Taal als uitsluitingsmiddel
Taal is een krachtig middel voor mensen met een beperking om inclusie te bewerkstelligen, maar ze wordt vaak tégen hen gebruikt door de sociale structuren die erin vervat zitten. Zo zijn er veel negatieve begrippen die naar deze personen verwijzen. “Iemand uitschelden gebeurt vaak met een woord als ‘idioot’ of ‘mongool’. Mensen met een fysieke beperking worden ook nog eens beledigd omwille van hun beperking, bijvoorbeeld ‘amai, zie die kreupele’”, zegt Cato. “Nog meer dan echte beledigingen hoor ik uitdrukkingen als ‘ocharme’, ‘ik ga voor je bidden’ en ‘veroordeeld tot een rolstoel’, alsof mijn lijf verbeterd moet worden. Telkens weer worden negatieve beelden onbewust gelinkt aan mensen met een beperking, wat hun zelfbeeld naar beneden kan halen. Dit soort taal impliceert dat ze anders zijn en behoren tot een groep waarop anderen neerkijken.”

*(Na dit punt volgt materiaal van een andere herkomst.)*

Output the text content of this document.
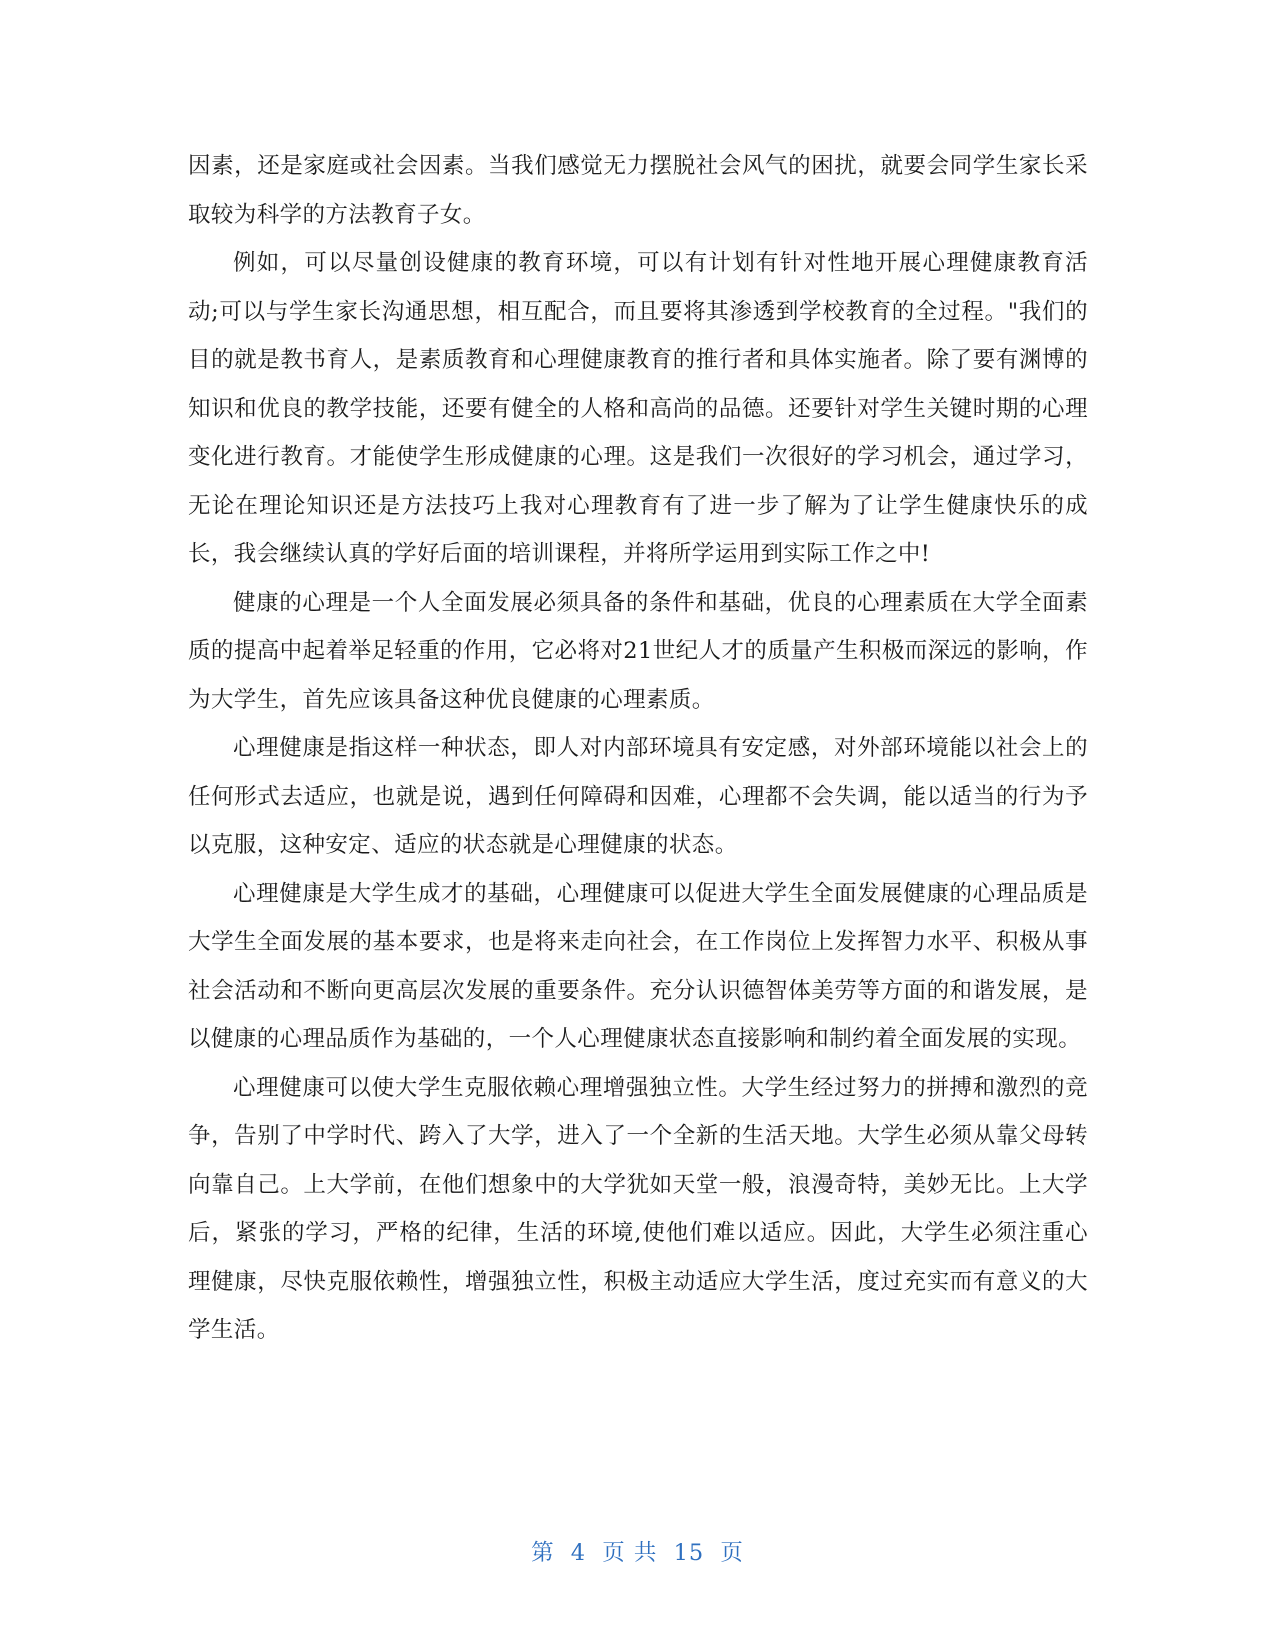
因素，还是家庭或社会因素。当我们感觉无力摆脱社会风气的困扰，就要会同学生家长采取较为科学的方法教育子女。

例如，可以尽量创设健康的教育环境，可以有计划有针对性地开展心理健康教育活动;可以与学生家长沟通思想，相互配合，而且要将其渗透到学校教育的全过程。"我们的目的就是教书育人，是素质教育和心理健康教育的推行者和具体实施者。除了要有渊博的知识和优良的教学技能，还要有健全的人格和高尚的品德。还要针对学生关键时期的心理变化进行教育。才能使学生形成健康的心理。这是我们一次很好的学习机会，通过学习，无论在理论知识还是方法技巧上我对心理教育有了进一步了解为了让学生健康快乐的成长，我会继续认真的学好后面的培训课程，并将所学运用到实际工作之中!

健康的心理是一个人全面发展必须具备的条件和基础，优良的心理素质在大学全面素质的提高中起着举足轻重的作用，它必将对21世纪人才的质量产生积极而深远的影响，作为大学生，首先应该具备这种优良健康的心理素质。

心理健康是指这样一种状态，即人对内部环境具有安定感，对外部环境能以社会上的任何形式去适应，也就是说，遇到任何障碍和因难，心理都不会失调，能以适当的行为予以克服，这种安定、适应的状态就是心理健康的状态。

心理健康是大学生成才的基础，心理健康可以促进大学生全面发展健康的心理品质是大学生全面发展的基本要求，也是将来走向社会，在工作岗位上发挥智力水平、积极从事社会活动和不断向更高层次发展的重要条件。充分认识德智体美劳等方面的和谐发展，是以健康的心理品质作为基础的，一个人心理健康状态直接影响和制约着全面发展的实现。

心理健康可以使大学生克服依赖心理增强独立性。大学生经过努力的拼搏和激烈的竞争，告别了中学时代、跨入了大学，进入了一个全新的生活天地。大学生必须从靠父母转向靠自己。上大学前，在他们想象中的大学犹如天堂一般，浪漫奇特，美妙无比。上大学后，紧张的学习，严格的纪律，生活的环境,使他们难以适应。因此，大学生必须注重心理健康，尽快克服依赖性，增强独立性，积极主动适应大学生活，度过充实而有意义的大学生活。

第 4 页 共 15 页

De vraag is niet enkel hoe er over mensen met een beperking wordt gesproken, maar ook hoe er met hen wordt gepraat. Antwoord: niet. “Mijn ouders of zus worden vaak aangesproken in plaats van ikzelf, zelfs als het over mij gaat. Dat is zogezegd omdat ik in mijn rolstoel te veraf zou zitten, maar dat is onzin: ik spreek luid genoeg om me verstaanbaar te maken”, getuigt Cato. Dat leidt soms tot absurde situaties waarin vrienden als haar betaalde zorgverleners worden behandeld. “Dokters zeggen: ‘ze mag haar schoenen weer aandoen, hoor’, want die verwachten dat ik zelf niet in staat ben om dat te begrijpen, erop te antwoorden en zelf mijn schoenen aan te doen. Ook als het over de rolstoel gaat, vragen ze nooit aan mij persoonlijk of ik eruit kan en kan stappen. Het is dan onnatuurlijk voor mij om te antwoorden, omdat ik niet de geadresseerde partij ben. Dat maakt deze situaties heel moeilijk. Het is bijna een automatisme om niet met mensen met een beperking te praten, waardoor wij worden uitgesloten van de sociale interactie. Dat is eigenlijk een vorm van discriminatie.”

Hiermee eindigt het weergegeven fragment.